|Instagram makes dirty ashtrays look artistic as fuck|
I agree. Screaming children are so tempting to, you know, drown. I mean the ocean is right fucking there.
We went looking at houses yesterday and one house dropped from our love list to our like list because of children.
Why do you have children? I mean, what made you want to procreate, bring your brood into the world, keep it (I wanted to say let it live but my inner editor stopped me), and then let it spend the next 18 years leeching off of you? Was it an accident and your Catholic upbringing duped you into keeping the parasite? Was it because you wanted to keep the family name going? Was it (and I suspect this is true for most people) because it's what you're supposed to do? Or are you just one of those sad, lonely types who needed something to love in your life but didn't want a cat?
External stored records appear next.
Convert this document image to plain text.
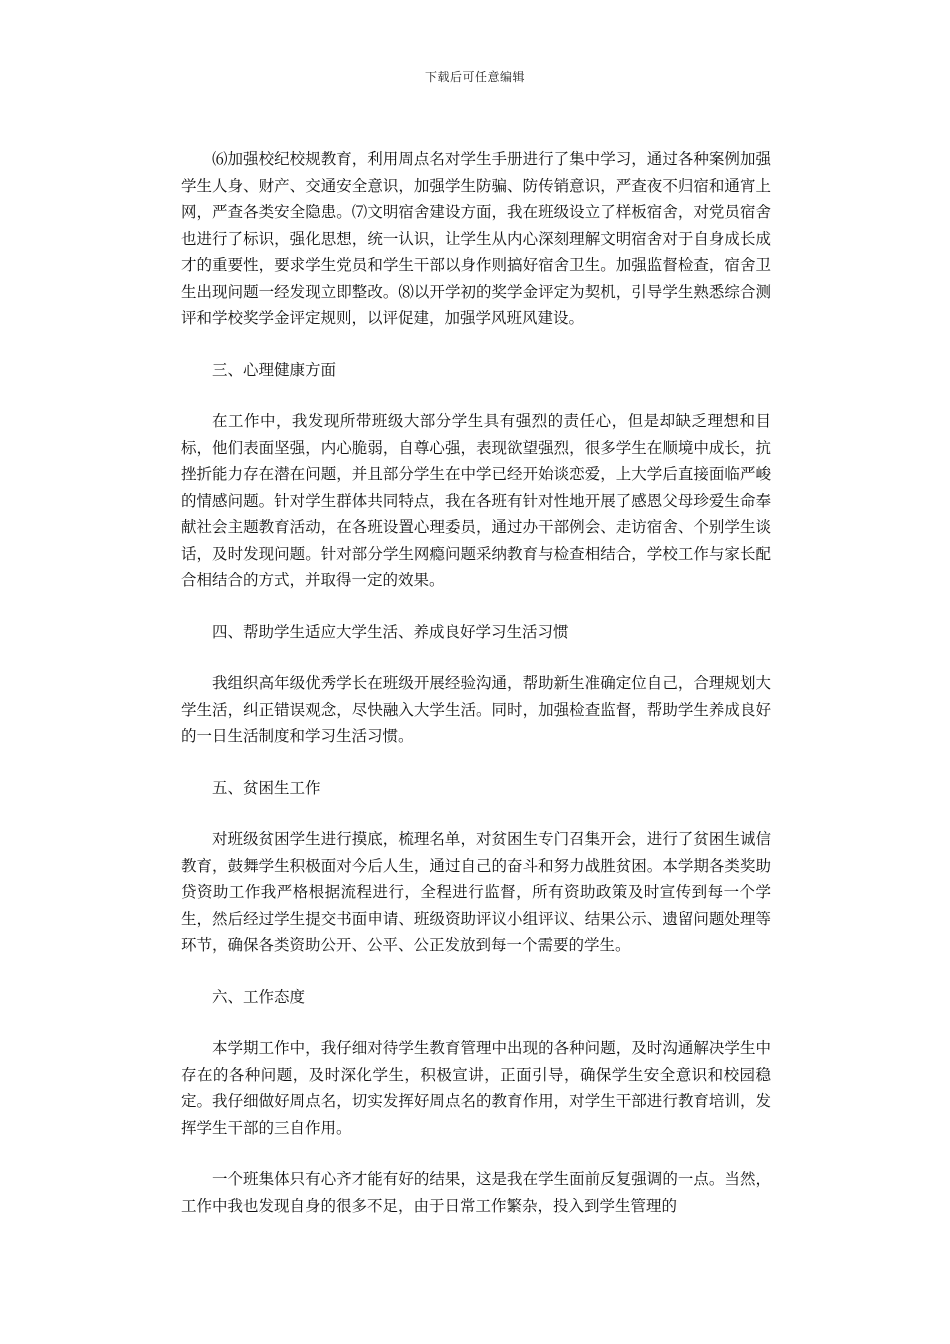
下载后可任意编辑

⑹加强校纪校规教育，利用周点名对学生手册进行了集中学习，通过各种案例加强学生人身、财产、交通安全意识，加强学生防骗、防传销意识，严查夜不归宿和通宵上网，严查各类安全隐患。⑺文明宿舍建设方面，我在班级设立了样板宿舍，对党员宿舍也进行了标识，强化思想，统一认识，让学生从内心深刻理解文明宿舍对于自身成长成才的重要性，要求学生党员和学生干部以身作则搞好宿舍卫生。加强监督检查，宿舍卫生出现问题一经发现立即整改。⑻以开学初的奖学金评定为契机，引导学生熟悉综合测评和学校奖学金评定规则，以评促建，加强学风班风建设。

三、心理健康方面

在工作中，我发现所带班级大部分学生具有强烈的责任心，但是却缺乏理想和目标，他们表面坚强，内心脆弱，自尊心强，表现欲望强烈，很多学生在顺境中成长，抗挫折能力存在潜在问题，并且部分学生在中学已经开始谈恋爱，上大学后直接面临严峻的情感问题。针对学生群体共同特点，我在各班有针对性地开展了感恩父母珍爱生命奉献社会主题教育活动，在各班设置心理委员，通过办干部例会、走访宿舍、个别学生谈话，及时发现问题。针对部分学生网瘾问题采纳教育与检查相结合，学校工作与家长配合相结合的方式，并取得一定的效果。

四、帮助学生适应大学生活、养成良好学习生活习惯

我组织高年级优秀学长在班级开展经验沟通，帮助新生准确定位自己，合理规划大学生活，纠正错误观念，尽快融入大学生活。同时，加强检查监督，帮助学生养成良好的一日生活制度和学习生活习惯。

五、贫困生工作

对班级贫困学生进行摸底，梳理名单，对贫困生专门召集开会，进行了贫困生诚信教育，鼓舞学生积极面对今后人生，通过自己的奋斗和努力战胜贫困。本学期各类奖助贷资助工作我严格根据流程进行，全程进行监督，所有资助政策及时宣传到每一个学生，然后经过学生提交书面申请、班级资助评议小组评议、结果公示、遗留问题处理等环节，确保各类资助公开、公平、公正发放到每一个需要的学生。

六、工作态度

本学期工作中，我仔细对待学生教育管理中出现的各种问题，及时沟通解决学生中存在的各种问题，及时深化学生，积极宣讲，正面引导，确保学生安全意识和校园稳定。我仔细做好周点名，切实发挥好周点名的教育作用，对学生干部进行教育培训，发挥学生干部的三自作用。

一个班集体只有心齐才能有好的结果，这是我在学生面前反复强调的一点。当然，工作中我也发现自身的很多不足，由于日常工作繁杂，投入到学生管理的
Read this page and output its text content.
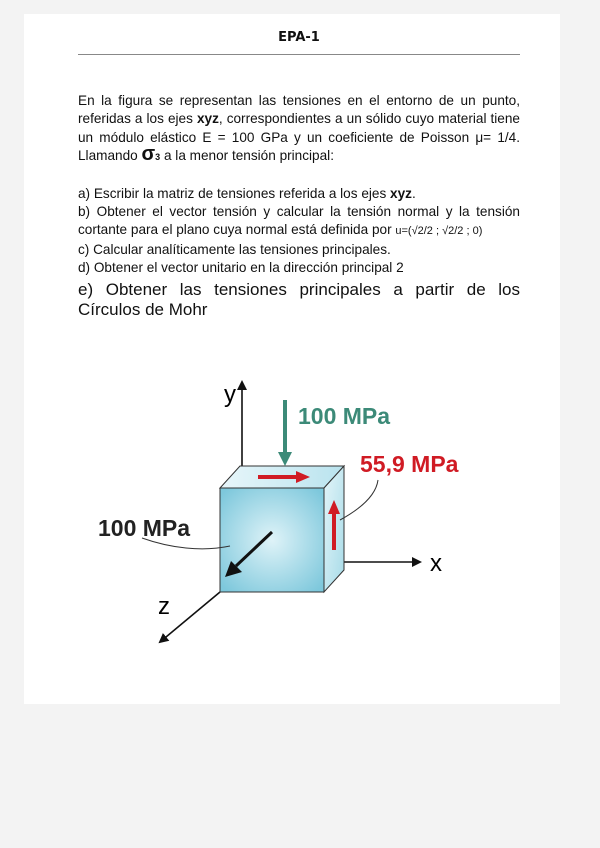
EPA-1

En la figura se representan las tensiones en el entorno de un punto, referidas a los ejes xyz, correspondientes a un sólido cuyo material tiene un módulo elástico E = 100 GPa y un coeficiente de Poisson μ= 1/4. Llamando σ3 a la menor tensión principal:

a) Escribir la matriz de tensiones referida a los ejes xyz.

b) Obtener el vector tensión y calcular la tensión normal y la tensión cortante para el plano cuya normal está definida por u=(√2/2 ; √2/2 ; 0)

c) Calcular analíticamente las tensiones principales.

d) Obtener el vector unitario en la dirección principal 2

e) Obtener las tensiones principales a partir de los Círculos de Mohr

y
x
z
100 MPa
55,9 MPa
100 MPa
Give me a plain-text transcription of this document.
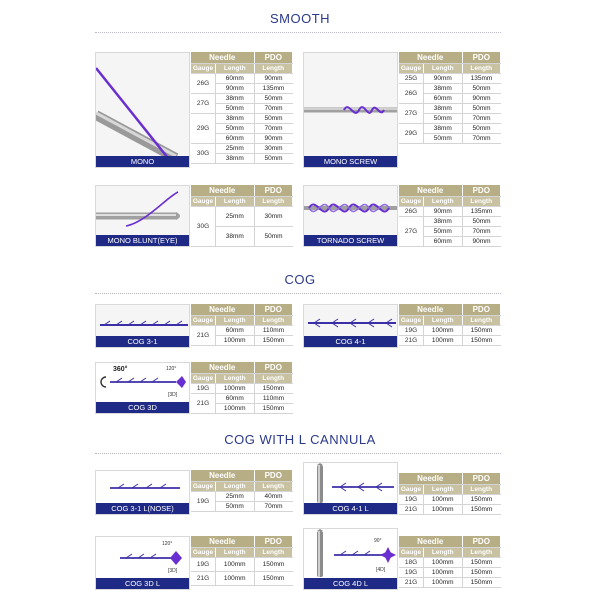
SMOOTH
COG
COG WITH L CANNULA
MONO
Needle		PDO
Gauge	Length	Length
26G	60mm	90mm
	90mm	135mm
27G	38mm	50mm
	50mm	70mm
29G	38mm	50mm
	50mm	70mm
	60mm	90mm
30G	25mm	30mm
	38mm	50mm	MONO SCREW
Needle		PDO
Gauge	Length	Length
25G	90mm	135mm
26G	38mm	50mm
	60mm	90mm
27G	38mm	50mm
	50mm	70mm
29G	38mm	50mm
	50mm	70mm
MONO BLUNT(EYE)
Needle		PDO
Gauge	Length	Length
30G	25mm	30mm
	38mm	50mm	TORNADO SCREW
Needle		PDO
Gauge	Length	Length
26G	90mm	135mm
27G	38mm	50mm
	50mm	70mm
	60mm	90mm
COG 3-1
Needle		PDO
Gauge	Length	Length
21G	60mm	110mm
	100mm	150mm	COG 4-1
Needle		PDO
Gauge	Length	Length
19G	100mm	150mm
21G	100mm	150mm
360°	120°
[3D]
COG 3D
Needle		PDO
Gauge	Length	Length
19G	100mm	150mm
21G	60mm	110mm
	100mm	150mm
COG 3-1 L(NOSE)
Needle		PDO
Gauge	Length	Length
19G	25mm	40mm
	50mm	70mm	COG 4-1 L
Needle		PDO
Gauge	Length	Length
19G	100mm	150mm
21G	100mm	150mm
120°
[3D]
COG 3D L
Needle		PDO
Gauge	Length	Length
19G	100mm	150mm
21G	100mm	150mm
90°
[4D]
COG 4D L
Needle		PDO
Gauge	Length	Length
18G	100mm	150mm
19G	100mm	150mm
21G	100mm	150mm
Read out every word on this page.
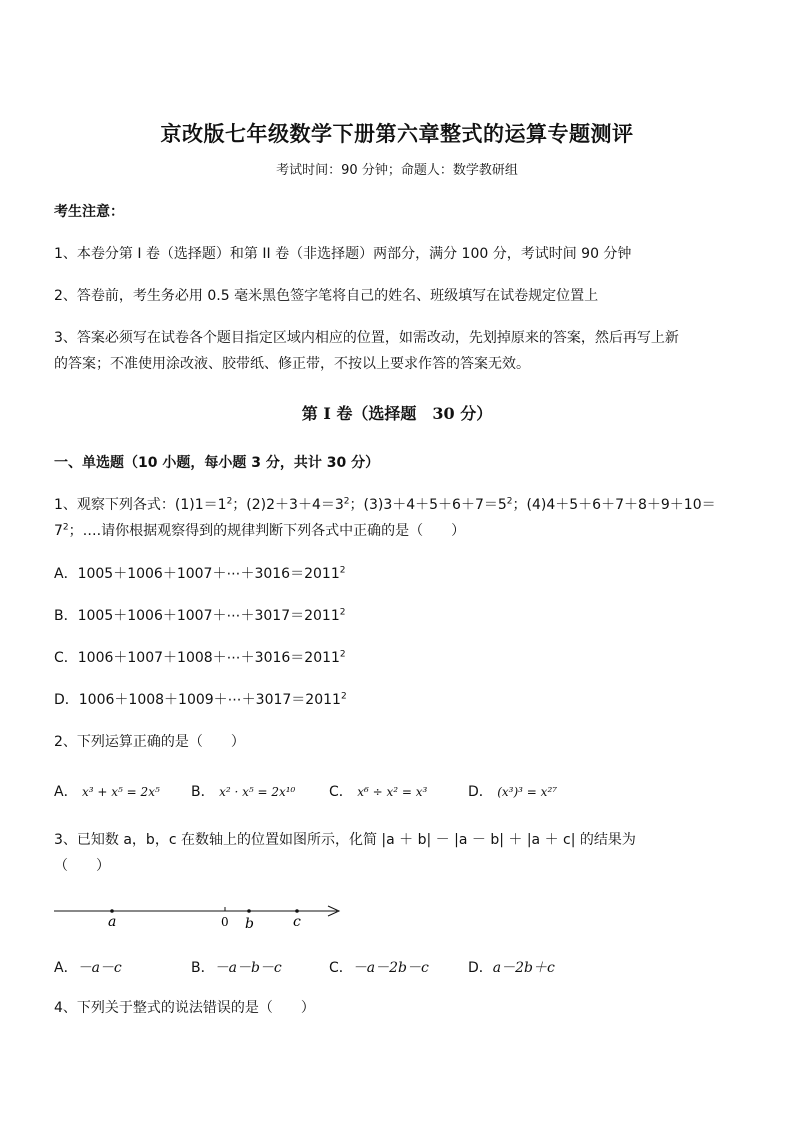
京改版七年级数学下册第六章整式的运算专题测评
考试时间：90 分钟；命题人：数学教研组
考生注意：
1、本卷分第 I 卷（选择题）和第 II 卷（非选择题）两部分，满分 100 分，考试时间 90 分钟
2、答卷前，考生务必用 0.5 毫米黑色签字笔将自己的姓名、班级填写在试卷规定位置上
3、答案必须写在试卷各个题目指定区域内相应的位置，如需改动，先划掉原来的答案，然后再写上新
的答案；不准使用涂改液、胶带纸、修正带，不按以上要求作答的答案无效。
第 I 卷（选择题　30 分）
一、单选题（10 小题，每小题 3 分，共计 30 分）
1、观察下列各式：$(1)1=1^2$；$(2)2+3+4=3^2$；$(3)3+4+5+6+7=5^2$；(4)4＋5＋6＋7＋8＋9＋10＝
$7^2$；….请你根据观察得到的规律判断下列各式中正确的是（　　）
A．$1005+1006+1007+\cdots+3016=2011^2$
B．$1005+1006+1007+\cdots+3017=2011^2$
C．$1006+1007+1008+\cdots+3016=2011^2$
D．$1006+1008+1009+\cdots+3017=2011^2$
2、下列运算正确的是（　　）
A． x³ + x⁵ = 2x⁵ B． x² · x⁵ = 2x¹⁰ C． x⁶ ÷ x² = x³	D． (x³)³ = x²⁷
3、已知数 a，b，c 在数轴上的位置如图所示，化简 |a ＋ b| － |a － b| ＋ |a ＋ c| 的结果为
（　　）
a	0 b	c
A．－a－c	B．－a－b－c	C．－a－2b－c	D．a－2b＋c
4、下列关于整式的说法错误的是（　　）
I ask all of the above because I get tired of being asked why I don't have/want children. Like I'm some sort of freak because I actually enjoy sleeping in, going out whenever I want, fucking my wife's brains out in any room of the house at any given moment.
But mostly, I hear the annoying kids next door and their exasperated parents and think I won't tell anyone they were here if you decide to hold their heads under the sea for a few minutes.
I fell in love with this guy's music/voice/songwriting last night. His name is Casey Black. You should check him out.
You know the drill. Beach, coffee, etc.